Birde, epilepsi nöbetlerinden dolayı dişleri kırılan Cengiz Sinan’a, diş bakımı için Mayıs 2024 tarihinde tedavi için gönderildiği kampus doktoru Afşın Düğencioğlu tarafından ”yine mi sen, ne seni tedavi ederim, ne de sevkini veririm” diyerek koğuşuna geri göndermesi var...  

Ailesi ve kız kardeşi Nesrin Çelik’in Haziran 2024 tarihinde ise öğrenebildikleri ise şunlar: Koğuş araması için Cengiz Sinan’ın koğuşuna giren infaz memurları kendisine “kuş tüneği stoku yaptığını” söyleyip resmini çekince cengiz Sinan onlara,  “Bakın benim uzun zamandır hücremin duvarında, üst hücreden lağım suyu yukarıdan sızıp hem mantar oluşturmuş ve ağır bir koku yayıyor. Bu duvarın da resmini çekin. Yukarıdan pislik akıyor” diyor ama umursamaz bir tutumla çekip gidiyorlar.

Birkaç gün sonrasında Cengiz Sinan’a bir resmi kâğıt geliyor ve üzerinde “Aramaya engel oldu. Hücre cezası ”(Kağıtta, Hücre cezası bir günlük formel ceza Cezaevi İdare ve Gözlem Kurulu, olarak yazıyor)  Ama kendisinin kâğıtta yazılanların okuyup öğrenecek hali yok...

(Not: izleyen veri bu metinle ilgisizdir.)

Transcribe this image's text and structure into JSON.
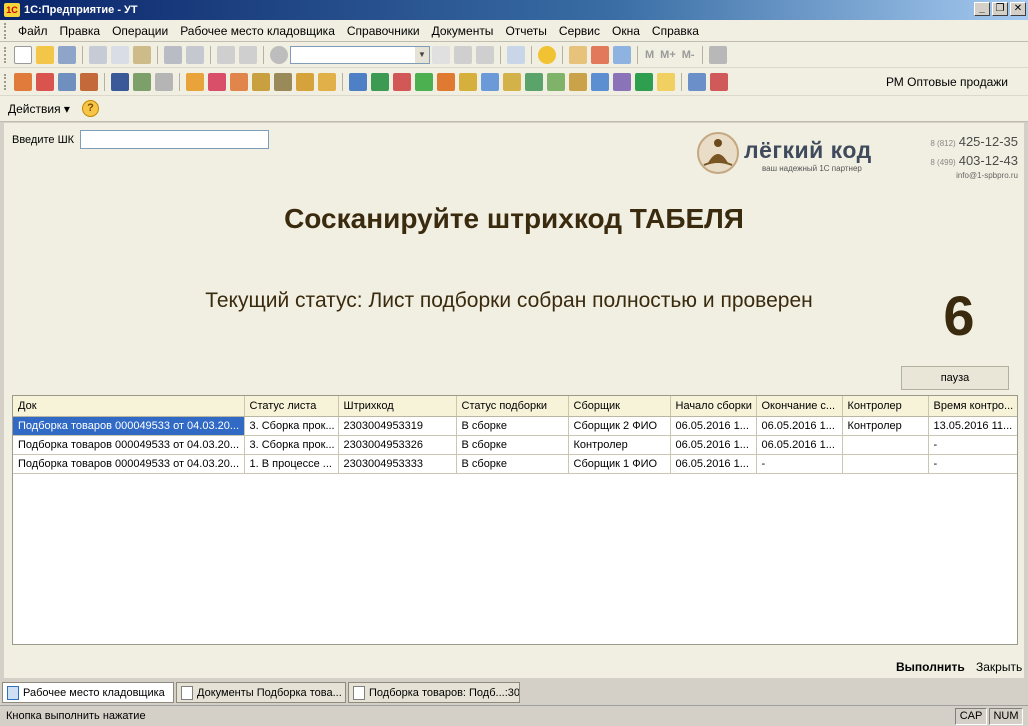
{
  "window": {
    "title": "1С:Предприятие - УТ",
    "logo_text": "1С"
  },
  "menu": [
    "Файл",
    "Правка",
    "Операции",
    "Рабочее место кладовщика",
    "Справочники",
    "Документы",
    "Отчеты",
    "Сервис",
    "Окна",
    "Справка"
  ],
  "toolbar": {
    "m_label": "M",
    "mplus_label": "M+",
    "mminus_label": "M-",
    "rm_label": "РМ Оптовые продажи"
  },
  "actions": {
    "label": "Действия ▾",
    "help": "?"
  },
  "form": {
    "sk_label": "Введите ШК",
    "sk_value": "",
    "logo": {
      "name": "лёгкий код",
      "tagline": "ваш надежный 1С партнер"
    },
    "contacts": {
      "phone1_code": "8 (812)",
      "phone1": "425-12-35",
      "phone2_code": "8 (499)",
      "phone2": "403-12-43",
      "email": "info@1-spbpro.ru"
    },
    "headline": "Сосканируйте штрихкод ТАБЕЛЯ",
    "status": "Текущий статус: Лист подборки собран полностью и проверен",
    "counter": "6",
    "pause_label": "пауза",
    "execute_label": "Выполнить",
    "close_label": "Закрыть"
  },
  "table": {
    "columns": [
      "Док",
      "Статус листа",
      "Штрихкод",
      "Статус подборки",
      "Сборщик",
      "Начало сборки",
      "Окончание с...",
      "Контролер",
      "Время контро..."
    ],
    "rows": [
      [
        "Подборка товаров 000049533 от 04.03.20...",
        "3. Сборка прок...",
        "2303004953319",
        "В сборке",
        "Сборщик 2 ФИО",
        "06.05.2016 1...",
        "06.05.2016 1...",
        "Контролер",
        "13.05.2016 11..."
      ],
      [
        "Подборка товаров 000049533 от 04.03.20...",
        "3. Сборка прок...",
        "2303004953326",
        "В сборке",
        "Контролер",
        "06.05.2016 1...",
        "06.05.2016 1...",
        "",
        "-"
      ],
      [
        "Подборка товаров 000049533 от 04.03.20...",
        "1. В процессе ...",
        "2303004953333",
        "В сборке",
        "Сборщик 1 ФИО",
        "06.05.2016 1...",
        "-",
        "",
        "-"
      ]
    ]
  },
  "taskbar": [
    "Рабочее место кладовщика",
    "Документы Подборка това...",
    "Подборка товаров: Подб...:30"
  ],
  "statusbar": {
    "message": "Кнопка выполнить нажатие",
    "cap": "CAP",
    "num": "NUM"
  }
}
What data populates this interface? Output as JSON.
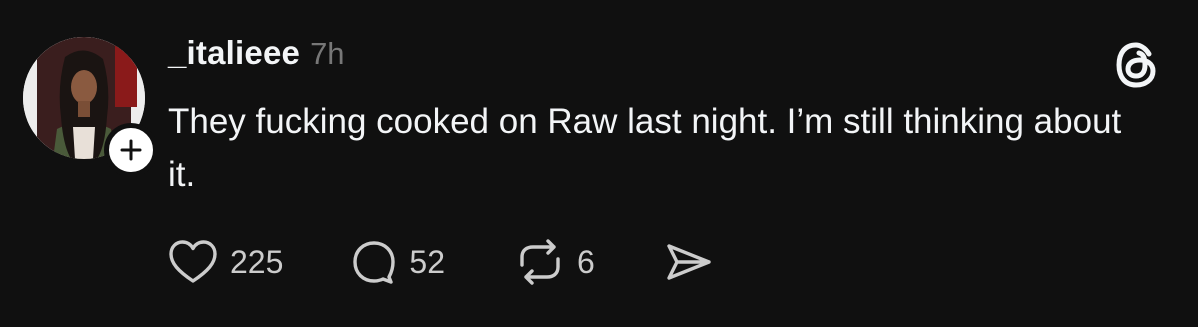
{
  "post": {
    "username": "_italieee",
    "timestamp": "7h",
    "text": "They fucking cooked on Raw last night. I’m still thinking about it.",
    "likes": "225",
    "replies": "52",
    "reposts": "6"
  },
  "icons": {
    "avatar": "profile-photo",
    "follow": "plus-icon",
    "logo": "threads-logo-icon",
    "like": "heart-icon",
    "reply": "comment-icon",
    "repost": "repost-icon",
    "share": "send-icon"
  },
  "colors": {
    "background": "#101010",
    "text": "#f3f5f7",
    "muted": "#777777"
  }
}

 Kendisine yönelik bu suçlamayı ve cezayı ancak İnfaz hekimliğinde duruşmaya gittiğinde “aramaya engel olduğunu ve pisliksiniz” suçlamasıyla karşı karşıya kaldığında öğrenebiliyor.  

Sözün özü:

Vicdan buz tutunca, insani olmanın sınırı kayboluyor...

 

*Bu makalede yer alan fikirler yazara aittir ve Independent Türkçe'nin editöryal politikasını yansıtmayabilir.